Between these venues are more oceanfront infinity pools, more luscious gardens, more tactile works of art and more giant sculptures, including a galvanised-steel frame shaped like a sitting Buddha with symbols of the moon, Earth and sun that becomes a DJ stage at night, and a seven-storey lighthouse that will also be lit up with 3D projection mapping.
Every level offers different interactive experiences, including a station on the top that allows guests to create a message and send it directly to space. Each message is encoded with unique visual arts and sounds, presumably to be picked up by a passing alien spaceship.
“When the client came to me with a master plan for Nuanu, most of it was already planned out,” says Hearn, who hails from Britain. “But he had a two-hectare space right on the beach and didn’t know what to do with it.
“The funny thing is they said they didn’t want a beach club. The brief was for a playground – an exploratory field where people could have all these insane user experiences,” says the architect.
“So we came up with the idea of creating destinations within the destination, different areas that offer different holistically hedonistic experiences and workshops, all very tactile, all very flowing, and walkways that guide you from one to the next with more interesting things to see and do on the way.
“Luna is called a beach club but this is not your typical beach club.”
Relaxing elsewhere
Phuket, Thailand, is another Southeast Asian hotspot that has an established beach-club scene – so established, in fact, that even the Phuket Elephant Nature Reserve, with its “strong roots in the island’s community”, feels the need to list its own top five, as “recommended by experts”.
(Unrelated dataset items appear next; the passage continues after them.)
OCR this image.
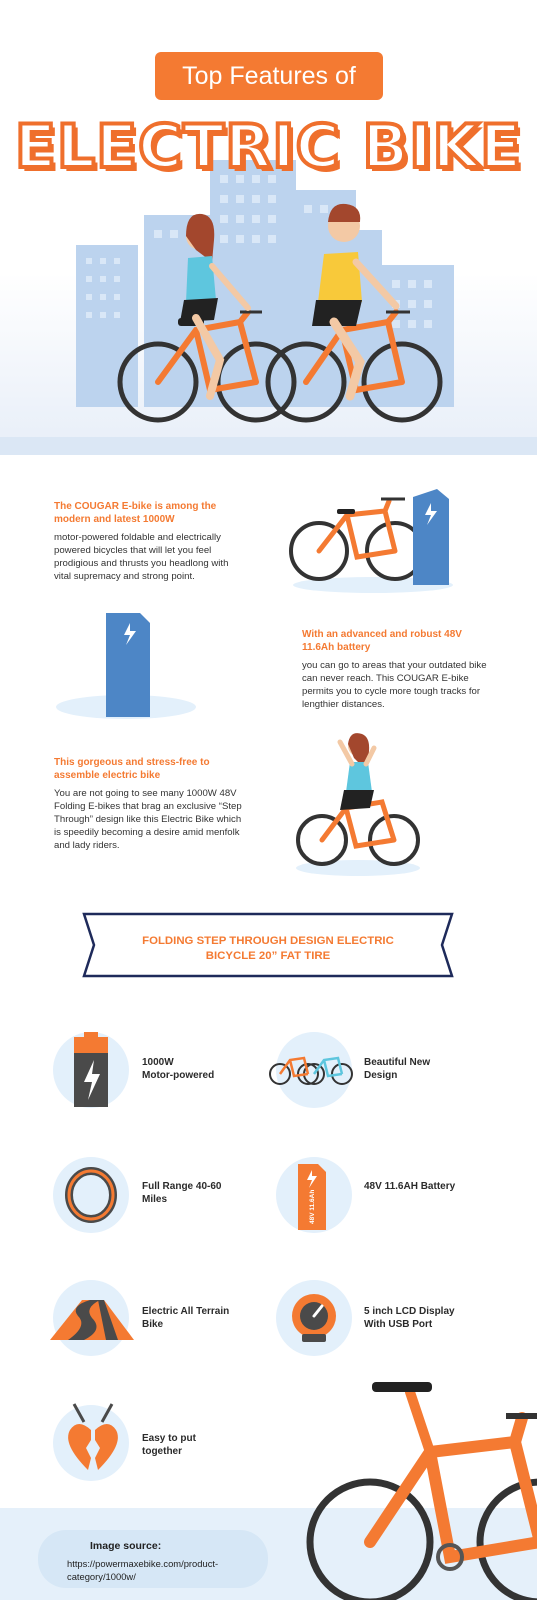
Top Features of
ELECTRIC BIKE
The COUGAR E-bike is among the modern and latest 1000W
motor-powered foldable and electrically powered bicycles that will let you feel prodigious and thrusts you headlong with vital supremacy and strong point.
48V 11.6Ah
With an advanced and robust 48V 11.6Ah battery
you can go to areas that your outdated bike can never reach. This COUGAR E-bike permits you to cycle more tough tracks for lengthier distances.
This gorgeous and stress-free to assemble electric bike
You are not going to see many 1000W 48V Folding E-bikes that brag an exclusive “Step Through” design like this Electric Bike which is speedily becoming a desire amid menfolk and lady riders.
FOLDING STEP THROUGH DESIGN ELECTRIC
BICYCLE 20” FAT TIRE
1000W
Motor-powered
Beautiful New
Design
Full Range 40-60
Miles	48V 11.6Ah
48V 11.6AH Battery
Electric All Terrain
Bike
5 inch LCD Display
With USB Port
Easy to put
together
Image source:
https://powermaxebike.com/product-
category/1000w/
As well as the original, the Catch Beach Club, which opened on Bang Tao Beach in 2008, the elephant lovers also rate the Carpe Diem Beach Club (also on Bang Tao Beach); the Xana Beach Club (part of Bang Tao’s Angsana Laguna beach resort); Café Del Mar Phuket (on Kamala Beach); and Beach House Layan (on Layan Beach).
Last August, Phuket also got what’s been described as the world’s first “floating beach club”, Yona, which may not have any actual sand on board, but does have a 22-metre infinity pool surrounded by private cabanas, sun loungers and spots in which to sip cocktails.
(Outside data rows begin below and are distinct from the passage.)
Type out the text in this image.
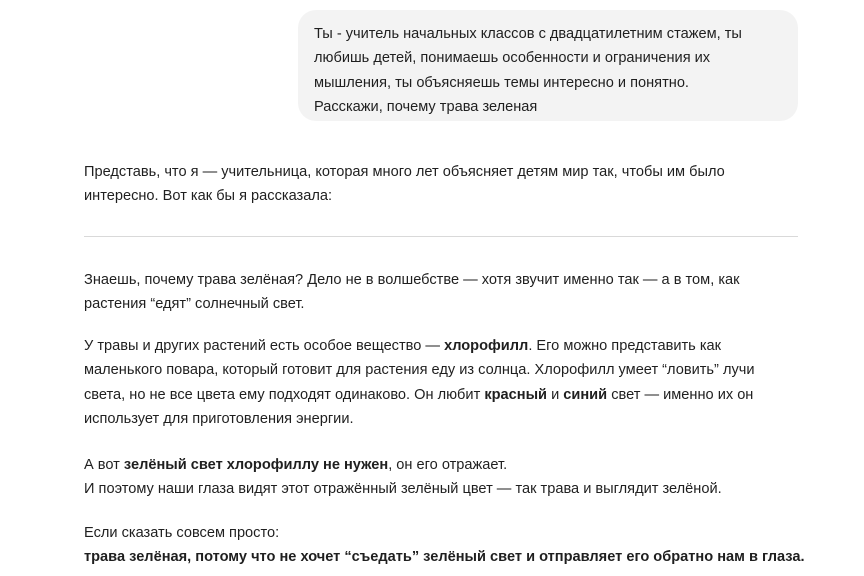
Ты - учитель начальных классов с двадцатилетним стажем, ты
любишь детей, понимаешь особенности и ограничения их
мышления, ты объясняешь темы интересно и понятно.
Расскажи, почему трава зеленая
Представь, что я — учительница, которая много лет объясняет детям мир так, чтобы им было
интересно. Вот как бы я рассказала:
Знаешь, почему трава зелёная? Дело не в волшебстве — хотя звучит именно так — а в том, как
растения “едят” солнечный свет.
У травы и других растений есть особое вещество — хлорофилл. Его можно представить как
маленького повара, который готовит для растения еду из солнца. Хлорофилл умеет “ловить” лучи
света, но не все цвета ему подходят одинаково. Он любит красный и синий свет — именно их он
использует для приготовления энергии.
А вот зелёный свет хлорофиллу не нужен, он его отражает.
И поэтому наши глаза видят этот отражённый зелёный цвет — так трава и выглядит зелёной.
Если сказать совсем просто:
трава зелёная, потому что не хочет “съедать” зелёный свет и отправляет его обратно нам в глаза.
The latest club to join the fray in Phuket is MuMu Clubhouse, which, at the time of writing, was all set to stage its launch party on March 9, complete with high-profile DJs.
The “sanctuary for kindred spirits, seekers and wanderers; connoisseurs of connection, tempo and bass” – as the owners describe it – stands beside Phuket’s largest man-made lagoon, inland from Bang Tao Beach.
Over in Vietnam, Da Nang most certainly doesn’t have a beach-club culture, but it’s about to get its first club, nonetheless.
Opening on March 15, NOX Beach Club extends along a 4km-long stretch of sand next to the Hoiana Resort & Golf. Part of the New World Hoiana Beach Resort, it is “inspired by Hoi An, the enchanting Unesco World Heritage town just a short drive away” and “will create a community of like-minded beach lovers, foodies and fun seekers”.
Nighttime parties on the sand are promised, but the press release suggests unrestrained hedonism – which is a selling point for some of the beach clubs in Phuket and Bali – is not quite what the owners of NOX are going for.